Os talentos ocultos que construíram os imponentes arranha-céus de Nova York

A engenhosidade dos engenheiros ajudou a construir marcos como Black Rock e os novos supertalls. Nosso crítico faz um tour virtual com Guy Nordenson.

Crédito...Vincent Tullo para The New York Times

Apoiado por



Continue lendo a história principal

Ao longo dos anos, os arquitetos não foram os únicos a inscrever o horizonte de Nova York - a imagem característica do último século americano - através do éter urbano.

Entre outros, engenheiros estruturais, poetas práticos de grande imaginação e importância, também descobriram como escalar essas alturas. Afinal, arranha-céus são esforços de equipe. O interior de pontos de referência modernos como o Black Rock, monumentos históricos como a Estátua da Liberdade e alguns dos novos supertalls agora superando os arranhadores de nuvens de ontem são tão arregalados quanto o que está lá fora.

Este é o mais recente em uma série de diversivo anda pela cidade - o segundo de dois passeios virtuais (condensados ​​e editados) explorando os arranha-céus do centro da cidade, com o Seagram Building como ponto de partida. O primeiro foi com Annabelle Selldorf, uma arquiteta. Eu fiz este com Guy Nordenson, um engenheiro.

O Sr. Nordenson é professor da Princeton University e fundou a Guy Nordenson and Associates em 1997. Ele conseguiu seu primeiro emprego em meados dos anos 70 como desenhista no estúdio do escultor Isamu Noguchi em Long Island City e do arquiteto / inventor Buckminster Fuller. Ele foi o engenheiro estrutural da Museu Nacional de História e Cultura Afro-americana em Washington e no Menil Drawing Institute em Houston, entre outros projetos.

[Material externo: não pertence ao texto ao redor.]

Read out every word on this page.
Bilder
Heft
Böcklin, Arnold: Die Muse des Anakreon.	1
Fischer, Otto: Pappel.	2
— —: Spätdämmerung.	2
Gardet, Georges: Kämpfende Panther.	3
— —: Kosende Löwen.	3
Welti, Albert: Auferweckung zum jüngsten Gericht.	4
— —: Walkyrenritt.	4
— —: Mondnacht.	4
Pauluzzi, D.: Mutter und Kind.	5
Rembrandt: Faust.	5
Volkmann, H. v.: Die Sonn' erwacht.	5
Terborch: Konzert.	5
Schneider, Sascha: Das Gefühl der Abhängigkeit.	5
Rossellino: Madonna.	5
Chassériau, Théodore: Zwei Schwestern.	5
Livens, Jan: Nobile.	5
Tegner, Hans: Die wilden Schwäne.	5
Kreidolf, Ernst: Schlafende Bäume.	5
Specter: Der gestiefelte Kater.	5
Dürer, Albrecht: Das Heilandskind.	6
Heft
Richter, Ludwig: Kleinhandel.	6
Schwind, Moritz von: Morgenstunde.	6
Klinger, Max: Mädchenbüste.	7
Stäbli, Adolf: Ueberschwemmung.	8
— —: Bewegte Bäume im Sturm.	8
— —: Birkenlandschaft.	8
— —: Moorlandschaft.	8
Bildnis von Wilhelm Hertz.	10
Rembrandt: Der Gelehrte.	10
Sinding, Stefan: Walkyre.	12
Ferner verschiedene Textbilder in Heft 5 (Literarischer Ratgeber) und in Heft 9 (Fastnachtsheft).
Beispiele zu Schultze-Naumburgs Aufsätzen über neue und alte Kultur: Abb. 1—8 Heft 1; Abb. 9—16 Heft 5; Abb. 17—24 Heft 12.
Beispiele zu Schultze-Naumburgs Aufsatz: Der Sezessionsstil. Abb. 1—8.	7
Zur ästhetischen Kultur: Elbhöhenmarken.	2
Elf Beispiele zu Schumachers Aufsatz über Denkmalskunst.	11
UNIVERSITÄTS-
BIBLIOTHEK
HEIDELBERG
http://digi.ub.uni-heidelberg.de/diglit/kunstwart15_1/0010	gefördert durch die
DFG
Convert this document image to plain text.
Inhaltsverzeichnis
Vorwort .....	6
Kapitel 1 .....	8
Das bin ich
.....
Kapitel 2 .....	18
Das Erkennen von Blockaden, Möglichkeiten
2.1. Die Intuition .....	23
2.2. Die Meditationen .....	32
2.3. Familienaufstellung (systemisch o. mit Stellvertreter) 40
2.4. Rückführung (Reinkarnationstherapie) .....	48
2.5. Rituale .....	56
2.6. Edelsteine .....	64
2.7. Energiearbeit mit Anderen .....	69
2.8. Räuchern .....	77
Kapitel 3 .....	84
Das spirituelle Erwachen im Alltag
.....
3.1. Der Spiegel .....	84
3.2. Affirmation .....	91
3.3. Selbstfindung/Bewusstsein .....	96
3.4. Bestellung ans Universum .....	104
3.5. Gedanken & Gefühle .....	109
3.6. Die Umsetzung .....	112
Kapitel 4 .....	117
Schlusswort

O Sr. Nordenson propôs que parássemos na Sixth Avenue e 52nd Street no CBS Building, mais conhecido como Black Rock, o marco da década de 1960 do arquiteto Eero Saarinen - em seguida, passearíamos pelo antigo AT&T Building, a confecção pós-moderna com o Chippendale coroa, agora chamada 550 Madison Avenue, de 1984. Terminamos nossa caminhada no 432 Park, a torre de apartamentos superfela, superalta e superluxuosa de 2015, oscilando sobre a 57th Street. Seagram, concluído em 1958, é o monólito bronzeado de referência posicionado serenamente atrás de um pódio de granito rosa entre as ruas 52 e 53 na Park Avenue. O edifício foi encomendado por Samuel Bronfman, presidente da Seagram, a destilaria canadense. Sua filha, Phyllis Lambert, escolheu os arquitetos: o alemão Mies van der Rohe e Philip Johnson. Fred Severud era o engenheiro estrutural.

Imagem

Crédito...Arquivos do New York Times

Imagem

Crédito...Arquivos do New York Times

Michael Kimmelman Um coquetel de sensibilidades entrou no design de Seagram.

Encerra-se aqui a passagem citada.